140326

SamEst meeting March 26th

Present: Fran, Heiki-Jaan, Heli, Jaak, Sjur, Trond

Agenda

  • Estonian fst
    • Status quo
    • Linguistic issues
    • Compounds
    • Jussive mood
    • Distinguishing homonyms
    • Parallel forms
  • Estonian CG
  • Plan forward
  • Next meeting

Estonian fst

Status quo

Jaak took plamk, split it, and put it into the gtd infra. That was the good part.

The not so good part: Nothing related to derivations are ported from plamk, since they are built in an incompatible way. The same goes for compounds.

Ëven for simple words, the fst is not that good.

For verbs, we have the inverted twol rules that we use. In gtd, this is not possible for the moment.

Some symbols in the lemma should be transformed to ordinary letters.

ex: luGema -> loetud

$ echo "olema" | hfst-proc src/analyser-mt-apertium-desc.und.ohfst 
  ^olema/ole$ma<v><sup><ill>$

nhfst-compose-intersect has an -I / --invert option

perhaps this could be just another filter ?

This WORKS:

$ hfst-compose-intersect -1 analyser-gt-desc.HFST -2 est-phon.HFST -o new.HFST
$ echo olema | hfst-lookup new.HFST 
> olema olema+V+sup+ill 0,000000

Questions: Why are these symbols there?

Jaak's explanation, summing up:

  • simple words other than verbs work
  • We have ideas for how to deal with verbs
    • The simplest way would be to run the twolc rules twice, so that we get upper side taken care of, and we do not need to change things.
Present lexc:
ahK1i 28; ! (28_V -> ) at: ahki, an: ahi                                                                                        

Why not:
ahki:ahK1i 28; ! (28_V -> ) at: ahki, an: ahi                                                                                        

The reason is that during derivation, we build new lemmata, and they are then bu

Linguistic issues

Compounds

Deadline for Filosoft making compound code accessible: May 1st.
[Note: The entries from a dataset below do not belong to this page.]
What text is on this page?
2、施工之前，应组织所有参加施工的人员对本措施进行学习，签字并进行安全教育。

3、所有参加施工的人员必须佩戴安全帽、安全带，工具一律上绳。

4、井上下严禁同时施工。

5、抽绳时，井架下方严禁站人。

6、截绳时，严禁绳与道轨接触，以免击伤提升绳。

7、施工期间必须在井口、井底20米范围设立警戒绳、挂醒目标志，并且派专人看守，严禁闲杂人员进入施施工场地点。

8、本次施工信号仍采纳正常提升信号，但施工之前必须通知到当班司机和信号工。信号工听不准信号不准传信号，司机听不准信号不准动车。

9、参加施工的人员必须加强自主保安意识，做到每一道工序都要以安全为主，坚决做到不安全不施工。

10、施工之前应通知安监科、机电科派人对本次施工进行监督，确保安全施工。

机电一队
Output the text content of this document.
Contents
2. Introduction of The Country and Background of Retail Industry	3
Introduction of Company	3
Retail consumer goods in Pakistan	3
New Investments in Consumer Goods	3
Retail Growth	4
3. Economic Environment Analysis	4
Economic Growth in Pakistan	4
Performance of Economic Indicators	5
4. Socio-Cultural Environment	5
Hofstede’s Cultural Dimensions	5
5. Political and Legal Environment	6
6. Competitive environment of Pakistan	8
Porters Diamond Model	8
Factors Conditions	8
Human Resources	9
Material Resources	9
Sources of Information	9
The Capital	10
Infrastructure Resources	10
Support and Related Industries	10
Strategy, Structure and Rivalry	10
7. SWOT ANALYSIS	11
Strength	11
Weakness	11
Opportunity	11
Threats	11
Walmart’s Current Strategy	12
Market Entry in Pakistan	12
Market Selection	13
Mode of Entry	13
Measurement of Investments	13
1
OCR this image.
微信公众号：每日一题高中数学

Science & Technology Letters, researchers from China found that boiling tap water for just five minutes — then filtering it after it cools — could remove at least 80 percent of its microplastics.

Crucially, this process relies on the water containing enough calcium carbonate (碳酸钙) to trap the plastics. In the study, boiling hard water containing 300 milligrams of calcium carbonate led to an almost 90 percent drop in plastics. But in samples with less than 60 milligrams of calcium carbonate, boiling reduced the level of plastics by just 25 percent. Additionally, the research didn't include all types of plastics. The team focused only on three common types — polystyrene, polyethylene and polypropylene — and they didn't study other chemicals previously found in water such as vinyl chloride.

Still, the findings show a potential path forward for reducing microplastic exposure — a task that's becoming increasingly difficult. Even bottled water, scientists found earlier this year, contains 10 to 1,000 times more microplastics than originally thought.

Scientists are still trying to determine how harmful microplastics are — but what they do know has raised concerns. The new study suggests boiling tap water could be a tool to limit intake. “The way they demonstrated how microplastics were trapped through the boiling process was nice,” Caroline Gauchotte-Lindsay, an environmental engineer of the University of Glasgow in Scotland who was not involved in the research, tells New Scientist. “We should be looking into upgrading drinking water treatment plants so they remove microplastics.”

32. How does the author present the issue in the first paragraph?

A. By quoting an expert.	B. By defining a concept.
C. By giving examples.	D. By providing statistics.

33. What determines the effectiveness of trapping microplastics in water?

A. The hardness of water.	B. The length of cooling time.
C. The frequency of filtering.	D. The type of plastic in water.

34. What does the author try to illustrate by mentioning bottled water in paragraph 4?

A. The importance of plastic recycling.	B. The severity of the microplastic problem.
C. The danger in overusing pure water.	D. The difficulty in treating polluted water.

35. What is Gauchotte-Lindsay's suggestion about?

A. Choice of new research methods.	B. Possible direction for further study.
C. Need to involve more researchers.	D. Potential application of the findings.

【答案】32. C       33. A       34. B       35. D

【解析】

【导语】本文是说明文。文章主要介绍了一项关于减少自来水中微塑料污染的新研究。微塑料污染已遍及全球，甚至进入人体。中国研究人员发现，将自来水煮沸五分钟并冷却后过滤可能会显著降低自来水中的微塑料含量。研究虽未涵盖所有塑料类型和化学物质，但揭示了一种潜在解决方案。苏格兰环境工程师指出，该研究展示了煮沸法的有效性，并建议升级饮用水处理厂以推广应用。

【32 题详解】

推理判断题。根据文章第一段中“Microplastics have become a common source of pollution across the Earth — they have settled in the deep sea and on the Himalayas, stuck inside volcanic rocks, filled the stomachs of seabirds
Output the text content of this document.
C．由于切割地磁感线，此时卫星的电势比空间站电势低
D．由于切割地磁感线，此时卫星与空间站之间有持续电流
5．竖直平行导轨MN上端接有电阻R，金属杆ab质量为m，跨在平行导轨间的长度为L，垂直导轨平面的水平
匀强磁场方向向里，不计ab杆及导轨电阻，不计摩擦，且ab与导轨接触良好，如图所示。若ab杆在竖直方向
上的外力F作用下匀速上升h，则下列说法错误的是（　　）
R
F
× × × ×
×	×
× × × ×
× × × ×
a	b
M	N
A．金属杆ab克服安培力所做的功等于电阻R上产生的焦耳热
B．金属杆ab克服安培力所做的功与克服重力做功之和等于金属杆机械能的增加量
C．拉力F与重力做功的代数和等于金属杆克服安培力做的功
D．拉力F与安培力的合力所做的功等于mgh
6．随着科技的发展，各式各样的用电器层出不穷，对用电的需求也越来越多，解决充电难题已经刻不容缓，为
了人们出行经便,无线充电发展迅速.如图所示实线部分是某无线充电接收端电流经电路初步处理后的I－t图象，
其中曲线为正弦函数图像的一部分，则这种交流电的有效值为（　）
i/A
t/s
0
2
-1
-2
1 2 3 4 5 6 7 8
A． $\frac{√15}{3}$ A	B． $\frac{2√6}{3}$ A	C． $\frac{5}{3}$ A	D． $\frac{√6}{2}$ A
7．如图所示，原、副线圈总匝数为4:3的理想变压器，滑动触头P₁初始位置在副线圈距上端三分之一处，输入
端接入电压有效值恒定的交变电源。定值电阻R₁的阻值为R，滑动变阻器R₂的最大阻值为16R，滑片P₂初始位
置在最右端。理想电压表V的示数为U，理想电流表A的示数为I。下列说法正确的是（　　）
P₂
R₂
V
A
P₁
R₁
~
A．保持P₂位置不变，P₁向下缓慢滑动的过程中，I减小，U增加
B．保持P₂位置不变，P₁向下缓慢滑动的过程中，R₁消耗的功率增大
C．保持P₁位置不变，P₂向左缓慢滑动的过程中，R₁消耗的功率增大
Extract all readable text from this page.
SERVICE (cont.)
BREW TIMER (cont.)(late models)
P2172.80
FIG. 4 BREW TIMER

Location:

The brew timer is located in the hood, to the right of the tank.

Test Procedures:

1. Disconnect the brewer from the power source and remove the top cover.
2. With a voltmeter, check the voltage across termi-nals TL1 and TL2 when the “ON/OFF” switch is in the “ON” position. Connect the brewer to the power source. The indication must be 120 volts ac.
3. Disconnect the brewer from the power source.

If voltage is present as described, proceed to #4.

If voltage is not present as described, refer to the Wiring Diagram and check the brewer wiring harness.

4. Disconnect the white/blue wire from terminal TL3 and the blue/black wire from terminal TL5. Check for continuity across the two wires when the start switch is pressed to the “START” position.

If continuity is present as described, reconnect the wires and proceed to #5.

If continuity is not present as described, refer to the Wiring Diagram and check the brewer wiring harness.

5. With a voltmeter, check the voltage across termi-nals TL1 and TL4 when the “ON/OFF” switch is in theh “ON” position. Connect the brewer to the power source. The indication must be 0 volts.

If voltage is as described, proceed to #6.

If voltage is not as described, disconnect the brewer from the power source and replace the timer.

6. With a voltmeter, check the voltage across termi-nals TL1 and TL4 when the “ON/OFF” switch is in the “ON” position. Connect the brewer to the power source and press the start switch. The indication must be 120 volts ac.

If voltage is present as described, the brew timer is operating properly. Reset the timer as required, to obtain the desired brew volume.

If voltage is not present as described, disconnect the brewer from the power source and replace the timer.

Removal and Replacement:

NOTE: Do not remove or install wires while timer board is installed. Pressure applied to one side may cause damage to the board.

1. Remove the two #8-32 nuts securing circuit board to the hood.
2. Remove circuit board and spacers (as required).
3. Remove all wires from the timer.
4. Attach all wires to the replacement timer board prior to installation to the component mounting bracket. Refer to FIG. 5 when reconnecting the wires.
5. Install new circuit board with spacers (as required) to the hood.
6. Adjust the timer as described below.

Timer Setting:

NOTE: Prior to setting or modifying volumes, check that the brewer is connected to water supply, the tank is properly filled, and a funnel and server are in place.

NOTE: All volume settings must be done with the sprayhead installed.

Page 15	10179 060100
Generation, analysis, additional marks which mark pronounciation, Grade III, stressed syllable, etc. Since some of them had no users, we did not check them properly, and now they must be debugged.

We should not wait for May 1st, there are things to do.

We should reinvent the compounding as we see fit for the present framework.

Jussive mood

jussive mood (möönev kõneviis?)? Ülle Viks does not have one, EKKR09 has. Is there one or do we really use 3rd ps imperative instead?

Heiki has looked at it. (http: //kodu.ut.ee/~hkaalep/arvutimorf_12/loeng2.htm) There are some forms of Jussive mood that are in the imperative as well.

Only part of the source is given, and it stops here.